“What if you slept? And what if, in your sleep you dreamed?
And what if, in your dream, you went to heaven and there plucked a strange and beautiful flower?
And what if, when you awoke, you had the flower in your hand?”
~ Samuel Taylor Coleridge

For years I have researched, written, and quietly published a variety of articles in this section of my website. I placed no obvious links to these pages on the main sections of my site and people just “googled” their way in. Since I questioned the wisdom of being open about my personal philosophies and experiences, the relative privacy of this section seemed appropriate.

Things changed in May 2011 when British author and binary mind theorist Anthony Peake found his way to an article in this section. He contacted me, we discussed an unusual phenomenon I’d written about (and that he had experienced) and the next thing I knew I was hearing my name mentioned on the BBC during his radio interviews….

Since early childhood, my desire to know (not just “believe”) and to understand–combined with my intensity and curiosity–have led me down many diverse roads. My writings have primarily focused on spirituality, human consciousness and what many might consider “paranormal” experiences, but my growing concern about the science and technologies that are impacting our fragile environment means that these topics are now reflected in some of the most recent articles. It is all interconnected.

I’m an “INFP” personality and an eclectically spiritual “traveler.” If you click on the link at the bottom of the page, you can read about some of the experiences that have shaped–and that continue to direct–my life.

The following poem may help to explain why I’ve always sought sparks of truth in many, many different belief systems, philosophies, and scientific disciplines.
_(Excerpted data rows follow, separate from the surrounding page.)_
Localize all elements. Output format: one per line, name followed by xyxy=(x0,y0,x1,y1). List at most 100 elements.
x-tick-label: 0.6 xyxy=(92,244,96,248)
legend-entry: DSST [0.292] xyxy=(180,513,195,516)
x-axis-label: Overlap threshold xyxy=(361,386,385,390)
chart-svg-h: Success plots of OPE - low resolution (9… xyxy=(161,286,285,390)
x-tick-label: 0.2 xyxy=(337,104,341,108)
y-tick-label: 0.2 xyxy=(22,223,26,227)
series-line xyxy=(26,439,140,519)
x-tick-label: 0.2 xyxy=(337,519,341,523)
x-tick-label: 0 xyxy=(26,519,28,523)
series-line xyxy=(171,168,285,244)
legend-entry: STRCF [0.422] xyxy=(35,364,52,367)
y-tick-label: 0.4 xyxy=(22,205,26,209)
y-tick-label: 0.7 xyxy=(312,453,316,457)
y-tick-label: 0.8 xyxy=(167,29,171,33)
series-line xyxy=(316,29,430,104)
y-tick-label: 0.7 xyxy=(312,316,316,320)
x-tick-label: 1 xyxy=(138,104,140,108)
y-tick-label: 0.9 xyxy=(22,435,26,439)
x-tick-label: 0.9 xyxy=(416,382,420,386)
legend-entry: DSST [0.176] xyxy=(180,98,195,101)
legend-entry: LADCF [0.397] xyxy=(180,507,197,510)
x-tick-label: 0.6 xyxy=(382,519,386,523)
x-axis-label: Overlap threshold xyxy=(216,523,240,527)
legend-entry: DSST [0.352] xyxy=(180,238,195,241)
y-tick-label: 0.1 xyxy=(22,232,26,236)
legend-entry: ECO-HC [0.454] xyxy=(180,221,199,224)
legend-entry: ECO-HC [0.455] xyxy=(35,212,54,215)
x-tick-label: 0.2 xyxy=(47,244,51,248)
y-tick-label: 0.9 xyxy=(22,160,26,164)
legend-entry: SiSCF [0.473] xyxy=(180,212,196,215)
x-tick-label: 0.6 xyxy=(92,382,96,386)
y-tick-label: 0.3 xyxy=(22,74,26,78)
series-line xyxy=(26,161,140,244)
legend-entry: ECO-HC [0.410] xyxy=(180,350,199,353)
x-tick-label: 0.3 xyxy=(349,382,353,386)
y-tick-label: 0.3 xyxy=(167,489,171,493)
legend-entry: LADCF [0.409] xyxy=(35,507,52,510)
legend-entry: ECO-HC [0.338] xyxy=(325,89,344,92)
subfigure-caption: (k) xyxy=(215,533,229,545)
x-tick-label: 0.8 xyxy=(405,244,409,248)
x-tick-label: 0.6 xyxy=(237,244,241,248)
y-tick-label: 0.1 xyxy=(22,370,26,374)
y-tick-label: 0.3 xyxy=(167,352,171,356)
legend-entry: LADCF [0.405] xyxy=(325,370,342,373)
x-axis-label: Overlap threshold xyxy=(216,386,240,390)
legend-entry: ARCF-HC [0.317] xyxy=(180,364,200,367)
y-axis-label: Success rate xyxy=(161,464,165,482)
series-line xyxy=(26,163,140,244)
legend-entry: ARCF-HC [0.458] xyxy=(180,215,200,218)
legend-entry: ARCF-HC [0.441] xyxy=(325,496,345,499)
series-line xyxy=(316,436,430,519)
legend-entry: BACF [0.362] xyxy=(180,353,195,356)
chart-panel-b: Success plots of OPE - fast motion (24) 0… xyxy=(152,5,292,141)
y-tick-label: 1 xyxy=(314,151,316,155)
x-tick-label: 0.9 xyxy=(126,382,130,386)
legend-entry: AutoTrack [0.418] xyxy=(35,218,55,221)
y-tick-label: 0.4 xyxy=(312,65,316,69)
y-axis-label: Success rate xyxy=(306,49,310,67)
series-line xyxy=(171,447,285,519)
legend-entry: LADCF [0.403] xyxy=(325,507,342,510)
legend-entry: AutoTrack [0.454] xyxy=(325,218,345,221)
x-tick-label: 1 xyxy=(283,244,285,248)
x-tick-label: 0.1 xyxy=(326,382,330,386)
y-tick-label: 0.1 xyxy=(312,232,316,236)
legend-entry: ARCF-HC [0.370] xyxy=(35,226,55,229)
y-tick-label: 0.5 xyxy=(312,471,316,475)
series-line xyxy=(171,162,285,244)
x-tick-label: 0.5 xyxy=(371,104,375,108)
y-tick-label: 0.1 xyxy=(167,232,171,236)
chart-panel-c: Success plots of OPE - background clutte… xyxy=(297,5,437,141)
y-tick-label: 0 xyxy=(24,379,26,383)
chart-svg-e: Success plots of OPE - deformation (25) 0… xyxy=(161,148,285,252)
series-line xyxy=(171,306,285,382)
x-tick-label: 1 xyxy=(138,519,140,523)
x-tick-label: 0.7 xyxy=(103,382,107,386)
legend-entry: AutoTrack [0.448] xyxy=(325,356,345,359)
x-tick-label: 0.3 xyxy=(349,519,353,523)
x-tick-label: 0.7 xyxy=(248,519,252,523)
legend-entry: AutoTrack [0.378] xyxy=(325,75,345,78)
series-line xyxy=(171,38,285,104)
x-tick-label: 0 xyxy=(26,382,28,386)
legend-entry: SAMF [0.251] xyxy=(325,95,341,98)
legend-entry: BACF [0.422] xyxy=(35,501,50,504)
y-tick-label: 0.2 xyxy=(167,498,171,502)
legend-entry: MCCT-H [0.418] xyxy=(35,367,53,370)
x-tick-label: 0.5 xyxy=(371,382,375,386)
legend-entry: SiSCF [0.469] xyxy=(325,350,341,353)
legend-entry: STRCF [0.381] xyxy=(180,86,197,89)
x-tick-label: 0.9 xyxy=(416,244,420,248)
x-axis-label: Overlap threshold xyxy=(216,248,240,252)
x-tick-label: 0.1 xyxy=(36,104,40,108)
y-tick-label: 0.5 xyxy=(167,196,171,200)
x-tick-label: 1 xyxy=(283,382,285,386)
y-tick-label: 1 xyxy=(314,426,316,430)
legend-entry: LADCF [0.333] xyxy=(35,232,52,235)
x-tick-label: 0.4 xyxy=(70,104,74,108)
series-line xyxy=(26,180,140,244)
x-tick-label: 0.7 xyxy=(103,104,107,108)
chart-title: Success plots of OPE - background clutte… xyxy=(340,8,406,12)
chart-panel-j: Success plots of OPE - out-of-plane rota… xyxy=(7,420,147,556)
As it is referenced in many of the writings, take a moment to read it before clicking through to the other pages.

The Blind Men and the Elephant

It was six men of Indostan to learning much inclined
Who went to see the elephant (though all of them were blind),
That each by observation might satisfy his mind.

The First approached the elephant, and happening to fall
Against his broad and sturdy side at once began to bawl:
“God bless me! but the elephant is nothing but a wall!”

The Second, feeling of the tusk cried: “Ho! What have we here
So very round and smooth and sharp! To me ’tis mighty clear
This wonder of an elephant is very like a spear!”

The Third approached the animal, and, happening to take
The squirming trunk within his hands thus boldly up and spake:
“I see,” quoth he, “the elephant is very like a snake!”

The Fourth reached out his eager hand and felt about the knee:
“What most this wondrous beast is like is mighty plain,” quoth he;
“‘Tis clear enough the elephant is very like a tree.”

The Fifth, who chanced to touch the ear, said: “E’en the blindest man
Can tell what this resembles most; deny the fact who can,
This marvel of an elephant is very like a fan!”

The Sixth no sooner had begun about the beast to grope,
Than, seizing on the swinging tail that fell within his scope,
“I see,” quoth he, “the elephant is very like a rope!”

And so these men of Indostan disputed loud and long,
Each in his own opinion exceeding stiff and strong,
Though each was partly in the right and all were in the wrong!

So, oft in theologic wars the disputants, I ween,
Rail on in utter ignorance of what each other mean,
And prate about an elephant not one of them has seen!